但身形却在这飞快刹那,猛然斜移三尺,左手反挥,听风辨位,一声机簧响处,绝魂钉已向后打出。
五粒乌光闪闪,含有剧毒的暗器,向追击而来的红灯教主劲疾无比地射去。
要知道,“五云捧日绝魂钉”所以江湖公禁,在于它太过霸道,一经打出,其势力之劲急,专破各种护身气功,难以防范。
而且因其剧毒无伦,中者必身受七日七夜痛苦,辗转哀号,最后化成一滩浓血而亡。
故而谁有了这种暗器,无论黑白二道,都恨之切骨,杀之而后快。
如今宋岳情急生智,发出绝魂钉,的确大出“红灯教主”意料之外。
变起仓猝,以他功力,也不敢硬挡,一声怒哼,身形斜闪三丈。
宋岳借以阻止身后强敌,在这电光石火刹那,已冲进林中,长剑连闪,那些阻挡的“红灯教徒”,虽也一流好手,哪能抵抗这等疯狂猛扑,立刻响起几声惨嚎,三个教徒,业已横尸当地。
但这次红灯教早已谋定而动,岂是这般容易被宋岳冲破包围,只见一片刀光剑影,向宋岳汹涌而上。
同时之间,胡哨连连,发出信号!
宋岳心中大急,长剑连演绝学,电旋星泻,飞快攻出七剑,立刻又刺倒二人,刚出重围,耳中已听到一声阴沉的暴喝:“好小子,本教主今夜不把你碎尸千段,誓不为人!”
宋岳向后飞快一瞥,见红灯教主已急射而至,心中一阵惨然忖道:“今天看来要身亡此地了!”
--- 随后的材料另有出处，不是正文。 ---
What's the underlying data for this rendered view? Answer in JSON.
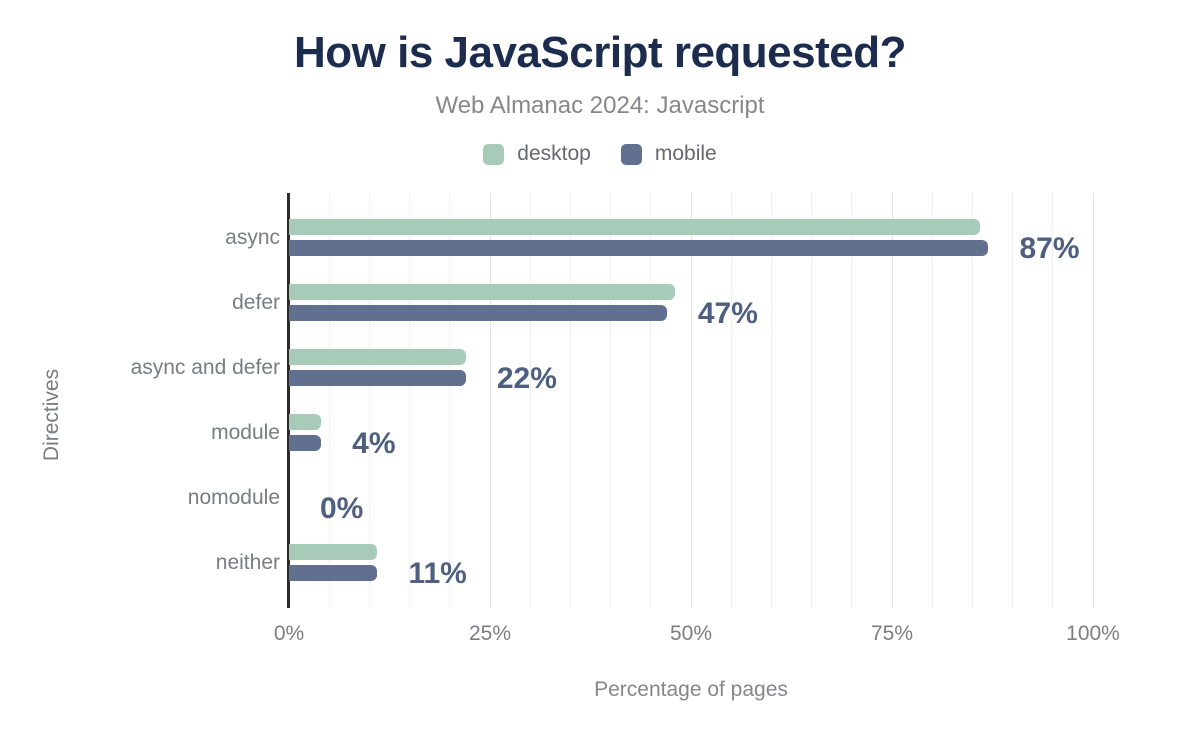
{
  "title": "How is JavaScript requested?",
  "subtitle": "Web Almanac 2024: Javascript",
  "legend": [
    {
      "label": "desktop",
      "color": "#a7cbb8"
    },
    {
      "label": "mobile",
      "color": "#60708e"
    }
  ],
  "colors": {
    "title": "#1b2c4e",
    "subtitle": "#85878b",
    "desktop_bar": "#a7cbb8",
    "mobile_bar": "#60708e",
    "value_label": "#4e5f80",
    "axis_text": "#7b7e82",
    "axis_line": "#2b2b2b",
    "grid_minor": "#f0f0f1",
    "grid_major": "#e2e3e6",
    "background": "#ffffff"
  },
  "chart_data": {
    "type": "bar",
    "orientation": "horizontal",
    "title": "How is JavaScript requested?",
    "subtitle": "Web Almanac 2024: Javascript",
    "categories": [
      "async",
      "defer",
      "async and defer",
      "module",
      "nomodule",
      "neither"
    ],
    "series": [
      {
        "name": "desktop",
        "color": "#a7cbb8",
        "values": [
          86,
          48,
          22,
          4,
          0,
          11
        ]
      },
      {
        "name": "mobile",
        "color": "#60708e",
        "values": [
          87,
          47,
          22,
          4,
          0,
          11
        ]
      }
    ],
    "value_labels": [
      "87%",
      "47%",
      "22%",
      "4%",
      "0%",
      "11%"
    ],
    "xlabel": "Percentage of pages",
    "ylabel": "Directives",
    "xlim": [
      0,
      100
    ],
    "x_ticks": [
      {
        "value": 0,
        "label": "0%"
      },
      {
        "value": 25,
        "label": "25%"
      },
      {
        "value": 50,
        "label": "50%"
      },
      {
        "value": 75,
        "label": "75%"
      },
      {
        "value": 100,
        "label": "100%"
      }
    ],
    "grid": "vertical minor every 5%, major every 25%",
    "legend_position": "top"
  }
}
正在这死亡边缘,陡听右方黑黝黝的林中,响起一阵低沉的叱声:“打!”
随着喝声,忽然一蓬银雨,破空锐啸而至!
宋岳大骇!身形飞闪,目光一瞥,脱口惊呼道:“暴雨飞芒!”
但这次“暴雨飞芒”却是向他身后的红灯教主及一干教徒袭去。
只听得红灯教主的怒叱挟着一干教徒凄厉的叫声,冲破沉寂凄迷的夜空。
第一次在武当山附近,“暴雨飞芒”暗器突然暗算宋岳!
而今天在生死一发危机中,“暴雨飞芒”暗器二度出现,却救宋岳出险!
这一反一复的举动,弄得宋岳一头雾水,满心疑惑。
但他未遑多想,此时不走,待等何时,身形连跃,已向玉门关方向急掠而去。